Joshua tells the story of the entry of God’s chosen people into the promised land after they had wandered for 40 years in the wilderness. The book begins with the commissioning of Joshua as leader of God’s people after the death of Moses and their subsequent entry into the land across the river Jordan. The middle chapters describe the battles between God’s people and the inhabitants of the land, beginning with Jericho, and the subsequent dividing of the land between the 12 tribes. The book ends with a renewed covenant between God and his people and the death of Joshua.
Be strong and courageous; do not be frightened or dismayed, for the Lord your God is with you wherever you go. (Joshua 1.9)
Now if you are unwilling to serve the Lord, choose this day whom you will serve, whether the gods your ancestors served in the region beyond the River or the gods of the Amorites in whose land you are living; but as for me and my household, we will serve the Lord. (Joshua 24.15)
Well, the whole book really. The book of Joshua contains what appears to the modern eye to be the command to kill everyone who lives in the land already. While scholars might say this reflects a complex reality on the ground, you could call this genocide. The challenge is to work out what you think is going on here.
There is nothing in the book itself about who wrote Joshua. In style and theology it is very similar to Judges, 1 and 2 Samuel and 1 and 2 Kings. It is often thought to form with them a collection of writings named by scholars the ‘Deuteronomistic histories’.
Next to nothing.
The name implies a theological connection with the book of Deuteronomy, since the outlook of all these books seems very similar. It is suggested that the author or, more likely, authors of these histories were influenced by Deuteronomy and told Israel’s history from that perspective. The key feature here is that Deuteronomy stresses that God’s people will only stay in the land if they remain faithful. Joshua, Judges, 1 and 2 Samuel and 1 and 2 Kings tell the story of how God’s people failed to be faithful and so, eventually, went into exile from the land.
No one really knows when these books were written. It is thought that they reached their final form in the sixth century BC – in other words, shortly after the Judeans went into exile – and were finalised then in order to explain why the exile had happened at all. It is clear, however, that these final documents were drawn together from already existing sources, many of which would have been written during or shortly after the event described.

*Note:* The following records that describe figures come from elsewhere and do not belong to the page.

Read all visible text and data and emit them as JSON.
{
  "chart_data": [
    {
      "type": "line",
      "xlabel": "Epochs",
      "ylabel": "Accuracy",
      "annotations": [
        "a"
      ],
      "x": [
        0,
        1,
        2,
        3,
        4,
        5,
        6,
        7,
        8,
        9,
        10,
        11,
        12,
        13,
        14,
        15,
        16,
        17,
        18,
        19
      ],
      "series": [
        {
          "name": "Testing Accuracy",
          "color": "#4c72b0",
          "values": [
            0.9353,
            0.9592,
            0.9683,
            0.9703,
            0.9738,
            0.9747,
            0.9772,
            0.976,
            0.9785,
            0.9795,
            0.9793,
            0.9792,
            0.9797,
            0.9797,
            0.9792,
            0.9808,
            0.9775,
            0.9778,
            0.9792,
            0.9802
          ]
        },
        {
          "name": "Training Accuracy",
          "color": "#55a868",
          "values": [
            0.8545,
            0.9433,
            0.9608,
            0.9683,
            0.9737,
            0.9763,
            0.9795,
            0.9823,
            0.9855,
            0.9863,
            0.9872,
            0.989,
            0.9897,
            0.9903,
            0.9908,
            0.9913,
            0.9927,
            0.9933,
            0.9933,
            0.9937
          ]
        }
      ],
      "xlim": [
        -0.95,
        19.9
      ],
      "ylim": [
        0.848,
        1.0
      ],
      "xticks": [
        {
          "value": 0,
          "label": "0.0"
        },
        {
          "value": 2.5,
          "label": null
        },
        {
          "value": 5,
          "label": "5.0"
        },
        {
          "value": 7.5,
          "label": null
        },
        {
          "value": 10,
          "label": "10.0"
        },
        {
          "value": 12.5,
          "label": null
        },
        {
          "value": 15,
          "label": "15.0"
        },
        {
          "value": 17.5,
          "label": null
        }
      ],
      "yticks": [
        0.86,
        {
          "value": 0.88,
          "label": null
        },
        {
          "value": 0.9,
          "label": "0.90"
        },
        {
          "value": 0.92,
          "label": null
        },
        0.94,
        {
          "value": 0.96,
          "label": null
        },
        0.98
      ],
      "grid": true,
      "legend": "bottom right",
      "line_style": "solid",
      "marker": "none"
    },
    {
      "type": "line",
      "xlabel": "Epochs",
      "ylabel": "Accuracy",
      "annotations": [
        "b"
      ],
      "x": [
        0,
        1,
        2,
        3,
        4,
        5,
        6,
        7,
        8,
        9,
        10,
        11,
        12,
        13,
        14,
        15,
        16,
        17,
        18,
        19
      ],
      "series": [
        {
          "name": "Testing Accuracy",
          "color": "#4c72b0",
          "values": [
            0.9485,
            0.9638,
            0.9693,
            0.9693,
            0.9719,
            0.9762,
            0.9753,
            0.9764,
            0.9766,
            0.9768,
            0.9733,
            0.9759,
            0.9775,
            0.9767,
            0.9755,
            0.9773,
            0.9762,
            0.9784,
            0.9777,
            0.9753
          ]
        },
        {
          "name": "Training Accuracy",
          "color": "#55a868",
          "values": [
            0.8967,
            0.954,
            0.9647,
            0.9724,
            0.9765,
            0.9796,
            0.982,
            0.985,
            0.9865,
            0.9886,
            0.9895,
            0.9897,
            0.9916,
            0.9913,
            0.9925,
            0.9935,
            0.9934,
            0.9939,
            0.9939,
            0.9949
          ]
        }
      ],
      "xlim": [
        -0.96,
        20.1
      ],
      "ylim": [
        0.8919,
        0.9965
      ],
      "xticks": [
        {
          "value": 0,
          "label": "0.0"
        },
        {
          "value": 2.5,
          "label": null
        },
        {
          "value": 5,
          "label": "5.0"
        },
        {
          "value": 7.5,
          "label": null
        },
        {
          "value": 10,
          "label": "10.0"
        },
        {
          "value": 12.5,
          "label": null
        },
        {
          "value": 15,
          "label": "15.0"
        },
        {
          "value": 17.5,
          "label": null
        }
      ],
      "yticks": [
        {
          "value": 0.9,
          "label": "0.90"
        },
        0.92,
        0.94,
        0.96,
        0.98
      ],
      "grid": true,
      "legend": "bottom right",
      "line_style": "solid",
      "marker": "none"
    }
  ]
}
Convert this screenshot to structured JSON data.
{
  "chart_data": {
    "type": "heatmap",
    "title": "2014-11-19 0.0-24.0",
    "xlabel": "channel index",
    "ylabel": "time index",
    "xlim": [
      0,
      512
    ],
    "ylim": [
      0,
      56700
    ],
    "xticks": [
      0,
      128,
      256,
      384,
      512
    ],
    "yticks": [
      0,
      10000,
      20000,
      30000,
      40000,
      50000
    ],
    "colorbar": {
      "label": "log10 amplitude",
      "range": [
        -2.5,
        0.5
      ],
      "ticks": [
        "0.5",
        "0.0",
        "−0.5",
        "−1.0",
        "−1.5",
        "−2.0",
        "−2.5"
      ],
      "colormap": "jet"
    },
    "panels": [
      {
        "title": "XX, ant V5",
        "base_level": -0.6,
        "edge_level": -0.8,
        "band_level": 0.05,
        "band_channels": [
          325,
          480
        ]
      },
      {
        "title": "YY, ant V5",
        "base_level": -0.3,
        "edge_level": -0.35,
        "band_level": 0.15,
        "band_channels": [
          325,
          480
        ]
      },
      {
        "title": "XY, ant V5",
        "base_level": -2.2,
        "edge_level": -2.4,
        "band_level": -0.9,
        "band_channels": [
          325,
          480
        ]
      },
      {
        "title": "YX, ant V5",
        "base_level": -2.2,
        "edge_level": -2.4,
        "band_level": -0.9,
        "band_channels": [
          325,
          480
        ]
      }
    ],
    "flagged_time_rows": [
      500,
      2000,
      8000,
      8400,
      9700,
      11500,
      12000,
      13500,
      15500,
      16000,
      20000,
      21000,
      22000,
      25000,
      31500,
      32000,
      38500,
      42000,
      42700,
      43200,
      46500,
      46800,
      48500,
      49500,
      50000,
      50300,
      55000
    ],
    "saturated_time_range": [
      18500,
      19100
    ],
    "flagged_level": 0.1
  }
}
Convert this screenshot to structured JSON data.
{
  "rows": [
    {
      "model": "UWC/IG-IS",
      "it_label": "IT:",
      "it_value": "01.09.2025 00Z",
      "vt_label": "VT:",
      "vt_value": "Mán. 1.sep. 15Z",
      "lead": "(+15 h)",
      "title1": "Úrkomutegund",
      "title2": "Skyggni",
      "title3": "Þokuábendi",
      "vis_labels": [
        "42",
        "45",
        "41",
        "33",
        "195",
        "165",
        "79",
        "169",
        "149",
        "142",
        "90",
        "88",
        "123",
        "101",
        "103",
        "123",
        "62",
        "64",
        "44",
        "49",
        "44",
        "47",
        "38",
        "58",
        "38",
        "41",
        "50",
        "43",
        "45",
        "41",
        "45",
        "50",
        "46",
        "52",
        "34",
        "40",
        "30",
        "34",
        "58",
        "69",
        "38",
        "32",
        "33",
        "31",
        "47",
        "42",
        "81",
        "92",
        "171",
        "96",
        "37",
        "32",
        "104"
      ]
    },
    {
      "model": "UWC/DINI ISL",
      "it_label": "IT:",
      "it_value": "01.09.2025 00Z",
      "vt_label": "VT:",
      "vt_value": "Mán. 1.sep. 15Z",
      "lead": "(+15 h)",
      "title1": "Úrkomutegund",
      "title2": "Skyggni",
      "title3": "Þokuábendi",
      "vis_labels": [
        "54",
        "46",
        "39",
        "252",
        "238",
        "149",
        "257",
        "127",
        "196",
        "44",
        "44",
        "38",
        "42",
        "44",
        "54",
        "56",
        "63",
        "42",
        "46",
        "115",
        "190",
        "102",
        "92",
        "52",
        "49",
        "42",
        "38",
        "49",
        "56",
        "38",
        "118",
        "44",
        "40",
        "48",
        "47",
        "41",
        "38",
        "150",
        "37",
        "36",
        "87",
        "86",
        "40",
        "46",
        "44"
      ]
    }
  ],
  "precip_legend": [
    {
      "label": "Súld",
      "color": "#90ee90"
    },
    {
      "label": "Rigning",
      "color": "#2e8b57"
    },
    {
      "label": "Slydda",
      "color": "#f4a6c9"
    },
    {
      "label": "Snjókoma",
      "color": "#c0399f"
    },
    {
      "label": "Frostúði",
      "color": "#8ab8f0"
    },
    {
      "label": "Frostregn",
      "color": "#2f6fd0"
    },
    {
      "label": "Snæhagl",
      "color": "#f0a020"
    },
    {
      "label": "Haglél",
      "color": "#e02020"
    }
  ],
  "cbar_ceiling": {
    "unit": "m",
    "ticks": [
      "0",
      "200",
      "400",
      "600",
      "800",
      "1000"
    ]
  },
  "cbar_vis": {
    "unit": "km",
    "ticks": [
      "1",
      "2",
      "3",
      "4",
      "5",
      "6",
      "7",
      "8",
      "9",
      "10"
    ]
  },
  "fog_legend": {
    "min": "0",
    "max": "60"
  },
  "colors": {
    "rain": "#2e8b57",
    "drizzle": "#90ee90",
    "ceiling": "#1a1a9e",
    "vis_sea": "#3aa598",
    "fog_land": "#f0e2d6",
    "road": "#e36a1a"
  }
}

If it is right that these histories are written to explain why the exile happened, it's clear that the people would have been feeling hurt, despairing and lost. For a sense of what people were feeling then, have a look at the book of Lamentations, which provides an accurate insight into their emotions.
This is a history book but it falls into the category of what you might call theological history – history with a purpose. It is not telling the events just so you can know what happened, but so that you can understand why it happened. Many of the historical books of the Bible are like this.
1.1–18 The commissioning of Joshua as leader
2.1–12.24 Entry into and conquest of the land
13.1–22.34 The division of the land among the tribes
23.1–24.33 Joshua’s farewell and the renewal of the covenant
There will be lots of names you will not know; don’t worry if you can’t place them all. The key ones are given below.
Euphrates, Shittim, Ai, Bethel, Ashdod, Ashkelon, Bashan, Beer-sheba, Bethel, Canaan, Carmel, Dan, Dead Sea, Edom, Ekron, En-gedi, Ephraim, Euphrates, Galilee, Gath, Gaza, Gezer, Gibeon, Gilgal, Hebron, Hermon, Israel, Jerusalem, Jezreel, Judah, Lachish, Lebanon, Midian, Mizpah, Moab, Mount Carmel, Mount Gerizim, Mount Hermon, Mount Seir, Mount Tabor, Negeb, Ramah, Sheba, Shechem, Shiloh, Shunem, Sidon, Tirzah, Tyre, Ziklag
Anakim, Amorites, Gibeonites, Rephaim, Hittites, Ammonites, Amorites, Asher, Balaam, Balak, Benjamin, Canaanites, Gibeonites, Hivites, Isaac, Issachar, Jebusites, Joshua, Levites, Manasseh, Moses, Philistines, Sidonians
Altar, Ark of the Covenant, burnt offering, High Priest, Passover, priest, Tabernacle, wadi
In all the books of the Deuteronomistic histories, God’s promises are very important. The idea you find time and time again is that God always does what he says he will. Look out for this theme as you read.
Another important theme in this book is identity – the questions of what made God’s people who they were. As you read, ask yourself what you can tell about who God’s people were meant to be and what they were meant to do.
Right at the heart of this book lies the covenant, made through Moses with the people and reiterated at the end of the book by Joshua. Look out for the covenant and what it means to God, to Joshua and to the people.
A theme that bubbles away throughout Joshua is faithfulness – God’s faithfulness to his people and their unfaithfulness to him. What does faithfulness mean to you and can you learn anything about it from this book?